Ce deuxième tour risque de voir d'importants déplacements de voix s'opérer. On fera ici l'hypothèse que deux dynamiques (au moins) de déplacements de voix sont à l'oeuvre, et changeront peut-être radicalement les ordres d'arrivée des listes en présence, dans un contexte où une probable forte abstention rend la situation encore plus instable.
La première dynamique concerne les voix de gauche et de centre-gauche qui s'étaient portées au premier tour sur la liste de Monsieur Fontanel. Son alliance, qui risque bien d'être perçu comme une sinistre trahison, dont seuls les contempteurs de Machiavel se réjouiront, peut déplacer une partie de ces voix vers ce qui sera perçu comme un retour honorable au bercail.
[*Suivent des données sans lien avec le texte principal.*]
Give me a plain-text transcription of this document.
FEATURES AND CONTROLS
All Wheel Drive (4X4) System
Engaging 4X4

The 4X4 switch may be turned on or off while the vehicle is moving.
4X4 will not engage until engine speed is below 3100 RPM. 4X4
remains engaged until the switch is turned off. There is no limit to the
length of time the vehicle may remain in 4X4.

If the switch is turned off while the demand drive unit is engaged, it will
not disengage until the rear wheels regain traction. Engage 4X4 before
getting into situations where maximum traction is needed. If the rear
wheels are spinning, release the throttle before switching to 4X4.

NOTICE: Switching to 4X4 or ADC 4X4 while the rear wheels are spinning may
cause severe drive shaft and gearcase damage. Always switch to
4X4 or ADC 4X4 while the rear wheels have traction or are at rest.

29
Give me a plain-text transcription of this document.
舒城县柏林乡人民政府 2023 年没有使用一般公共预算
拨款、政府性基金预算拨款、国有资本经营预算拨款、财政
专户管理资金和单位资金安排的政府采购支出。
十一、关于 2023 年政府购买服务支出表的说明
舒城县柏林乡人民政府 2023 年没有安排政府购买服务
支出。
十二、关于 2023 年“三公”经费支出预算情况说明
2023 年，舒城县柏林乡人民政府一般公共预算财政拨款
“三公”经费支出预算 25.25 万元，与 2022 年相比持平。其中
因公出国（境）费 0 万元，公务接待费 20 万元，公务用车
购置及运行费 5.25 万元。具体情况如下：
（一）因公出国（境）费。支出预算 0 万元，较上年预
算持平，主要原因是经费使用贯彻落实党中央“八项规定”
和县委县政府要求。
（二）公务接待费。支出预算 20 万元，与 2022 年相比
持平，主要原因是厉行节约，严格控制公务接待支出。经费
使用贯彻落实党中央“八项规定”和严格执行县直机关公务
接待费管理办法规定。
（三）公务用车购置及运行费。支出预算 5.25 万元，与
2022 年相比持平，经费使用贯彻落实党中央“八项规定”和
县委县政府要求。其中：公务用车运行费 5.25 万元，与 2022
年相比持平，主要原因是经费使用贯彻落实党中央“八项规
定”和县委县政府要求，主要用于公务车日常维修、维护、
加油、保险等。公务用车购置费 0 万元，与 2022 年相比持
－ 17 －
Madame Trautmann, qui conduit une campagne extrêmement dynamique, réveille ainsi ses vieux réseaux socio-démocrates, qui s'étaient dissous avec l'espoir LAREM, mais qui aujourd'hui semblent retrouver une certaine jeunesse avec sa candidature. L'éviction sans ménagement du numéro 3 de l'ancienne liste Fontanel, le professeur Alain Beretz, représentant du monde universitaire, qui pèse lourd à Strasbourg, alimente puissamment cette dynamique.
Combien de points de son petit capital initial (presque 20 %) risque de perdre Fontanel ? Une bonne moitié ne serait pas une estimation incongrue. Qu'ils se reportent sur Trautmann n'est pas une hypothèse absurde. Cette dynamique, à elle seule, rebat les cartes.
La deuxième dynamique à l'oeuvre, plus instable et plus difficile à prévoir, mais convergente avec la première, est celle de l'évolution du capital de voix acquis au premier tour par la liste écologique (arrivée en tête avec 28%). La candeur politique dont a fait preuve Madame Barseghian, tête de liste, en se faisant rouler dans la farine par le tandem Vetter-Fontanel, une image dogmatique qui lui colle à la peau (elle ne fait pas de la politique, elle « sauve la planète » à n'importe quel prix), le fait que beaucoup lui attribue l'échec des négociations avec Trautmann (c'est celui qui arrive en tête qui fait habituellement des concessions), tout cela pourrait avoir brisé quelque peu une dynamique verte qui peine à se relancer dans la campagne.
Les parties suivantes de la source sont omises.